Species of gastropod

Leucosyrinx hemimeres is a species of sea snail, a marine gastropod mollusk in the family Pseudomelatomidae, the turrids and allies.

==Description==
The length of the shell varies between 15 mm and 35 mm.

(Original description) The high shell is conical, with a small, round-tipped conical apex. It is ribless, but with a keel beset with longish narrow tubercles.

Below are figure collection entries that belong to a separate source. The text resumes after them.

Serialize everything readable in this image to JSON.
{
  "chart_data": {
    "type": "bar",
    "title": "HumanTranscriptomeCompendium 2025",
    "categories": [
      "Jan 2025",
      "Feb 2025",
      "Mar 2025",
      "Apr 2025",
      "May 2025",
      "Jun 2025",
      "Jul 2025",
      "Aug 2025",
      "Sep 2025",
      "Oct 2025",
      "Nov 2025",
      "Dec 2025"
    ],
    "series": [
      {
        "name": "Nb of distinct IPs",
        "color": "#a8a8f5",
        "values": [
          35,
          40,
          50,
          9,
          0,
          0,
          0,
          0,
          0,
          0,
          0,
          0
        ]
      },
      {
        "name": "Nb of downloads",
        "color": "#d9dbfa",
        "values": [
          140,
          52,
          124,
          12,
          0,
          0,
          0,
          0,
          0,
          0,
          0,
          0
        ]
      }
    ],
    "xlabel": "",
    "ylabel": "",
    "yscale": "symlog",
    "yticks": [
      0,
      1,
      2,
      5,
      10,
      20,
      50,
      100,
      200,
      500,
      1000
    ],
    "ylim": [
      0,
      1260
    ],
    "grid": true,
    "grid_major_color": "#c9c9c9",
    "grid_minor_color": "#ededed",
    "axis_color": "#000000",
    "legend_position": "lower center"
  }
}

Sculpture: Longitudinals—there are only fine hair-like lines of growth. Spirals—about two-thirds down each whorl is a very sharp and prominent angulation. The keel thus formed is beset by numerous small, sharpish, narrow and elongated tubercles, which fail to become ribs. Of these tubercles there are about 12 on the earlier whorls, and they become more numerous on the succeeding whorls. Below
this keel there is a straight-lined contraction. Above it there is a long, slightly concave shoulder, with a delicate row of small tubercles at the top close to the suture. Both rows of tubercles, but especially the upper, are very sharp and distinct on the earlier whorls, but lose individuality further down the spire. From the keel downwards the whorls are scored with flat rounded threads.

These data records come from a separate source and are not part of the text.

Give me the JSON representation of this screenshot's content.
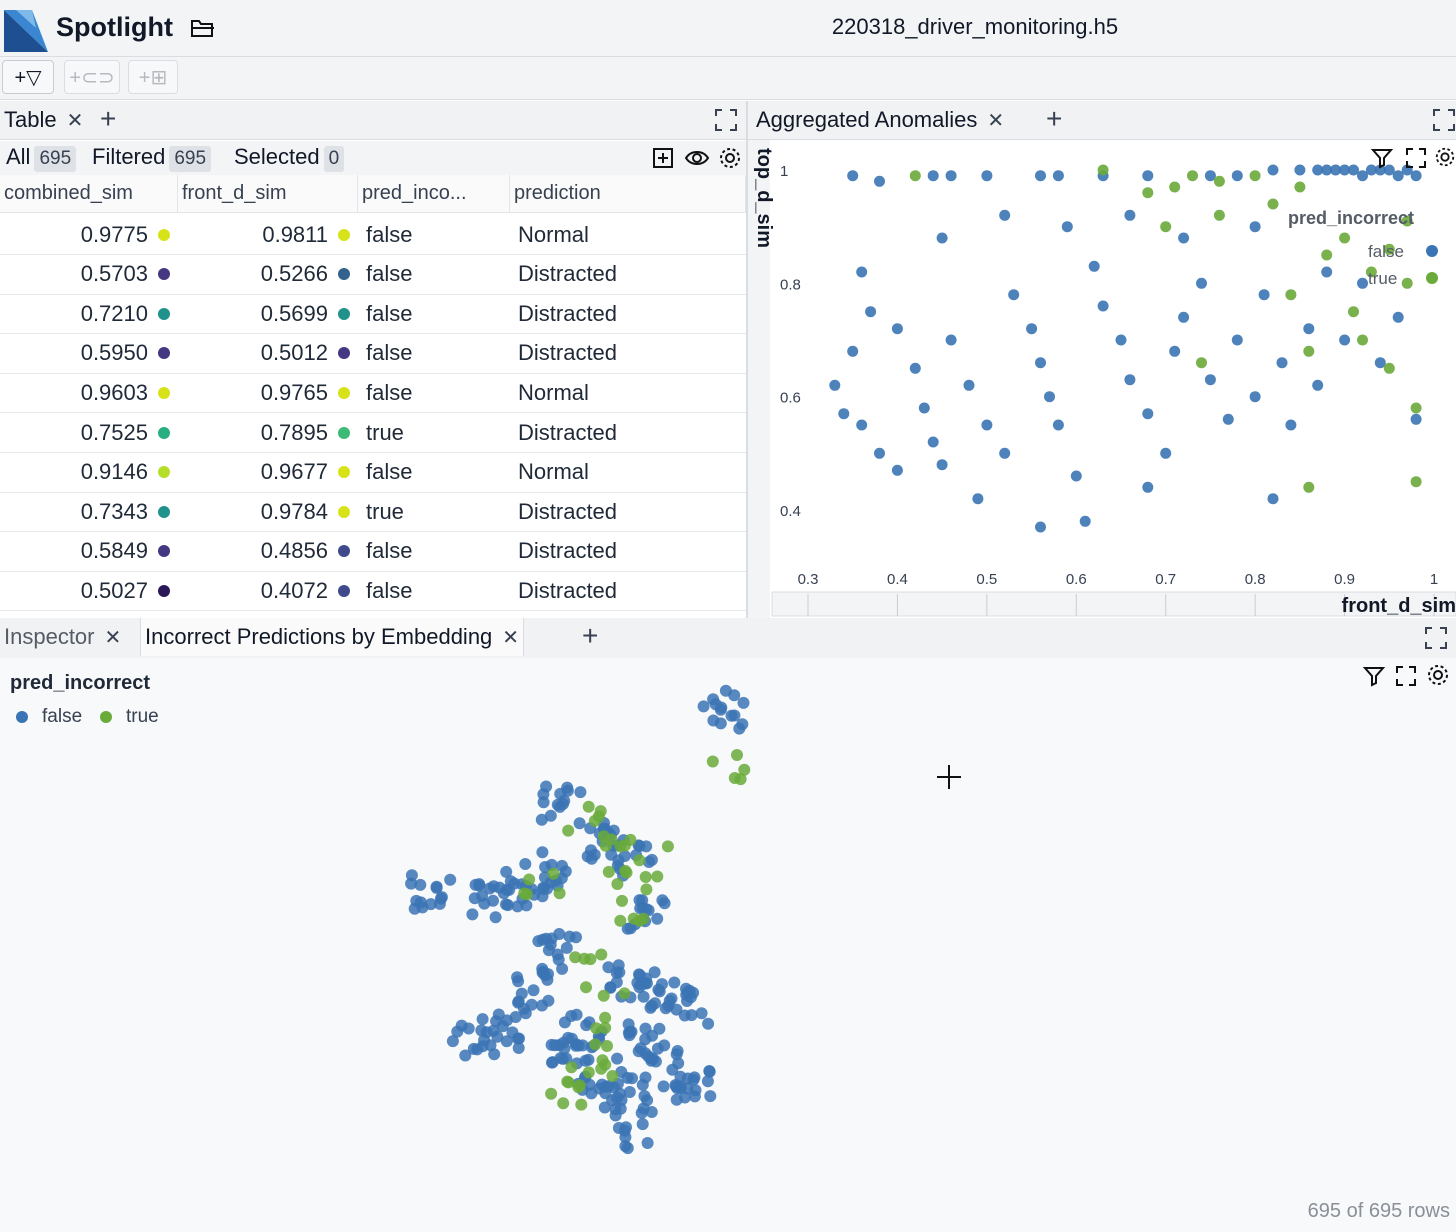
{
  "app": {
    "name": "Spotlight",
    "file": "220318_driver_monitoring.h5"
  },
  "toolbar": {
    "filter_btn": "+▽",
    "group_btn": "+⊂⊃",
    "compare_btn": "+⊞"
  },
  "top_left_tabs": [
    {
      "label": "Table"
    }
  ],
  "table": {
    "all_label": "All",
    "all_count": "695",
    "filtered_label": "Filtered",
    "filtered_count": "695",
    "selected_label": "Selected",
    "selected_count": "0",
    "columns": [
      "combined_sim",
      "front_d_sim",
      "pred_inco...",
      "prediction"
    ],
    "rows": [
      {
        "combined_sim": "0.9775",
        "c1": "#d8e219",
        "front_d_sim": "0.9811",
        "c2": "#d8e219",
        "pred_incorrect": "false",
        "prediction": "Normal"
      },
      {
        "combined_sim": "0.5703",
        "c1": "#453781",
        "front_d_sim": "0.5266",
        "c2": "#33638d",
        "pred_incorrect": "false",
        "prediction": "Distracted"
      },
      {
        "combined_sim": "0.7210",
        "c1": "#21918c",
        "front_d_sim": "0.5699",
        "c2": "#21918c",
        "pred_incorrect": "false",
        "prediction": "Distracted"
      },
      {
        "combined_sim": "0.5950",
        "c1": "#453781",
        "front_d_sim": "0.5012",
        "c2": "#453781",
        "pred_incorrect": "false",
        "prediction": "Distracted"
      },
      {
        "combined_sim": "0.9603",
        "c1": "#d8e219",
        "front_d_sim": "0.9765",
        "c2": "#d8e219",
        "pred_incorrect": "false",
        "prediction": "Normal"
      },
      {
        "combined_sim": "0.7525",
        "c1": "#28ae80",
        "front_d_sim": "0.7895",
        "c2": "#3bbb75",
        "pred_incorrect": "true",
        "prediction": "Distracted"
      },
      {
        "combined_sim": "0.9146",
        "c1": "#b5de2b",
        "front_d_sim": "0.9677",
        "c2": "#d8e219",
        "pred_incorrect": "false",
        "prediction": "Normal"
      },
      {
        "combined_sim": "0.7343",
        "c1": "#21918c",
        "front_d_sim": "0.9784",
        "c2": "#d8e219",
        "pred_incorrect": "true",
        "prediction": "Distracted"
      },
      {
        "combined_sim": "0.5849",
        "c1": "#453781",
        "front_d_sim": "0.4856",
        "c2": "#3e4a89",
        "pred_incorrect": "false",
        "prediction": "Distracted"
      },
      {
        "combined_sim": "0.5027",
        "c1": "#2a1858",
        "front_d_sim": "0.4072",
        "c2": "#3e4a89",
        "pred_incorrect": "false",
        "prediction": "Distracted"
      }
    ]
  },
  "scatter_panel": {
    "tab": "Aggregated Anomalies",
    "ylabel": "top_d_sim",
    "xlabel": "front_d_sim",
    "legend_title": "pred_incorrect",
    "legend": [
      "false",
      "true"
    ]
  },
  "bottom_tabs": [
    {
      "label": "Inspector"
    },
    {
      "label": "Incorrect Predictions by Embedding"
    }
  ],
  "embedding_panel": {
    "legend_title": "pred_incorrect",
    "legend": [
      {
        "label": "false",
        "color": "#3b74b4"
      },
      {
        "label": "true",
        "color": "#6aaa3a"
      }
    ],
    "rows_footer": "695 of 695 rows"
  },
  "colors": {
    "false": "#3b74b4",
    "true": "#6aaa3a"
  },
  "chart_data": [
    {
      "type": "scatter",
      "title": "Aggregated Anomalies",
      "xlabel": "front_d_sim",
      "ylabel": "top_d_sim",
      "xlim": [
        0.3,
        1.0
      ],
      "ylim": [
        0.35,
        1.02
      ],
      "xticks": [
        "0.3",
        "0.4",
        "0.5",
        "0.6",
        "0.7",
        "0.8",
        "0.9",
        "1"
      ],
      "yticks": [
        "0.4",
        "0.6",
        "0.8",
        "1"
      ],
      "legend_title": "pred_incorrect",
      "series": [
        {
          "name": "false",
          "color": "#3b74b4",
          "points": [
            [
              0.35,
              0.99
            ],
            [
              0.38,
              0.98
            ],
            [
              0.44,
              0.99
            ],
            [
              0.46,
              0.99
            ],
            [
              0.5,
              0.99
            ],
            [
              0.56,
              0.99
            ],
            [
              0.58,
              0.99
            ],
            [
              0.63,
              0.99
            ],
            [
              0.68,
              0.99
            ],
            [
              0.75,
              0.99
            ],
            [
              0.78,
              0.99
            ],
            [
              0.82,
              1.0
            ],
            [
              0.85,
              1.0
            ],
            [
              0.87,
              1.0
            ],
            [
              0.88,
              1.0
            ],
            [
              0.89,
              1.0
            ],
            [
              0.9,
              1.0
            ],
            [
              0.91,
              1.0
            ],
            [
              0.92,
              0.99
            ],
            [
              0.93,
              1.0
            ],
            [
              0.94,
              1.0
            ],
            [
              0.95,
              1.0
            ],
            [
              0.96,
              0.99
            ],
            [
              0.97,
              1.0
            ],
            [
              0.98,
              0.99
            ],
            [
              0.36,
              0.82
            ],
            [
              0.37,
              0.75
            ],
            [
              0.35,
              0.68
            ],
            [
              0.33,
              0.62
            ],
            [
              0.34,
              0.57
            ],
            [
              0.36,
              0.55
            ],
            [
              0.38,
              0.5
            ],
            [
              0.4,
              0.47
            ],
            [
              0.4,
              0.72
            ],
            [
              0.42,
              0.65
            ],
            [
              0.43,
              0.58
            ],
            [
              0.44,
              0.52
            ],
            [
              0.45,
              0.48
            ],
            [
              0.46,
              0.7
            ],
            [
              0.48,
              0.62
            ],
            [
              0.5,
              0.55
            ],
            [
              0.52,
              0.5
            ],
            [
              0.53,
              0.78
            ],
            [
              0.55,
              0.72
            ],
            [
              0.56,
              0.66
            ],
            [
              0.57,
              0.6
            ],
            [
              0.58,
              0.55
            ],
            [
              0.6,
              0.46
            ],
            [
              0.61,
              0.38
            ],
            [
              0.62,
              0.83
            ],
            [
              0.63,
              0.76
            ],
            [
              0.65,
              0.7
            ],
            [
              0.66,
              0.63
            ],
            [
              0.68,
              0.57
            ],
            [
              0.7,
              0.5
            ],
            [
              0.71,
              0.68
            ],
            [
              0.72,
              0.74
            ],
            [
              0.74,
              0.8
            ],
            [
              0.75,
              0.63
            ],
            [
              0.77,
              0.56
            ],
            [
              0.78,
              0.7
            ],
            [
              0.8,
              0.6
            ],
            [
              0.81,
              0.78
            ],
            [
              0.83,
              0.66
            ],
            [
              0.84,
              0.55
            ],
            [
              0.86,
              0.72
            ],
            [
              0.87,
              0.62
            ],
            [
              0.88,
              0.82
            ],
            [
              0.9,
              0.7
            ],
            [
              0.92,
              0.8
            ],
            [
              0.94,
              0.66
            ],
            [
              0.96,
              0.74
            ],
            [
              0.98,
              0.56
            ],
            [
              0.59,
              0.9
            ],
            [
              0.66,
              0.92
            ],
            [
              0.72,
              0.88
            ],
            [
              0.8,
              0.9
            ],
            [
              0.52,
              0.92
            ],
            [
              0.45,
              0.88
            ],
            [
              0.82,
              0.42
            ],
            [
              0.68,
              0.44
            ],
            [
              0.56,
              0.37
            ],
            [
              0.49,
              0.42
            ]
          ]
        },
        {
          "name": "true",
          "color": "#6aaa3a",
          "points": [
            [
              0.42,
              0.99
            ],
            [
              0.63,
              1.0
            ],
            [
              0.68,
              0.96
            ],
            [
              0.71,
              0.97
            ],
            [
              0.73,
              0.99
            ],
            [
              0.76,
              0.98
            ],
            [
              0.8,
              0.99
            ],
            [
              0.85,
              0.97
            ],
            [
              0.88,
              0.85
            ],
            [
              0.9,
              0.88
            ],
            [
              0.93,
              0.82
            ],
            [
              0.95,
              0.86
            ],
            [
              0.97,
              0.8
            ],
            [
              0.84,
              0.78
            ],
            [
              0.86,
              0.68
            ],
            [
              0.92,
              0.7
            ],
            [
              0.95,
              0.65
            ],
            [
              0.98,
              0.58
            ],
            [
              0.98,
              0.45
            ],
            [
              0.86,
              0.44
            ],
            [
              0.74,
              0.66
            ],
            [
              0.82,
              0.94
            ],
            [
              0.7,
              0.9
            ],
            [
              0.76,
              0.92
            ],
            [
              0.97,
              0.91
            ],
            [
              0.91,
              0.75
            ]
          ]
        }
      ]
    },
    {
      "type": "scatter",
      "title": "Incorrect Predictions by Embedding",
      "legend_title": "pred_incorrect",
      "series": [
        {
          "name": "false",
          "color": "#3b74b4",
          "cluster_centers": [
            [
              0.53,
              0.25
            ],
            [
              0.62,
              0.32
            ],
            [
              0.85,
              0.06
            ],
            [
              0.28,
              0.42
            ],
            [
              0.4,
              0.45
            ],
            [
              0.46,
              0.42
            ],
            [
              0.5,
              0.38
            ],
            [
              0.67,
              0.36
            ],
            [
              0.7,
              0.48
            ],
            [
              0.66,
              0.6
            ],
            [
              0.72,
              0.62
            ],
            [
              0.78,
              0.66
            ],
            [
              0.75,
              0.78
            ],
            [
              0.7,
              0.72
            ],
            [
              0.8,
              0.82
            ],
            [
              0.66,
              0.82
            ],
            [
              0.68,
              0.9
            ],
            [
              0.36,
              0.72
            ],
            [
              0.42,
              0.7
            ],
            [
              0.55,
              0.76
            ],
            [
              0.6,
              0.8
            ],
            [
              0.48,
              0.62
            ],
            [
              0.52,
              0.55
            ],
            [
              0.58,
              0.7
            ]
          ]
        },
        {
          "name": "true",
          "color": "#6aaa3a",
          "cluster_centers": [
            [
              0.86,
              0.18
            ],
            [
              0.58,
              0.28
            ],
            [
              0.62,
              0.34
            ],
            [
              0.7,
              0.36
            ],
            [
              0.66,
              0.4
            ],
            [
              0.67,
              0.48
            ],
            [
              0.6,
              0.58
            ],
            [
              0.62,
              0.66
            ],
            [
              0.55,
              0.8
            ],
            [
              0.57,
              0.82
            ],
            [
              0.62,
              0.76
            ],
            [
              0.5,
              0.42
            ]
          ]
        }
      ]
    }
  ]
}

The colour of the shell is pale buff, deepening somewhat up the spire, glossy. The spire is high, conical, the profile lines only slightly interrupted by the prominence of the tubercled keel. Apex : the two embryonic whorls are smooth, small, conical, with a small rounded tip slightly flattened down on one side. The contains 9 (remaining) whorls, short, of very regular increase, slightly concave in the shoulder, sharply angulated at the keel, and contracted into the suture below. The whole base and the columella have been broken away. The suture is rather oblique, defined by the slight contraction of the superior and inferior whorls. The aperture is broken, but the sinus is broad, rounded, and deep, in consequence of the long forward sweep of the pinion-like edge of the outer lip.

==Distribution==
This species occurs in the Atlantic Ocean off Brazil.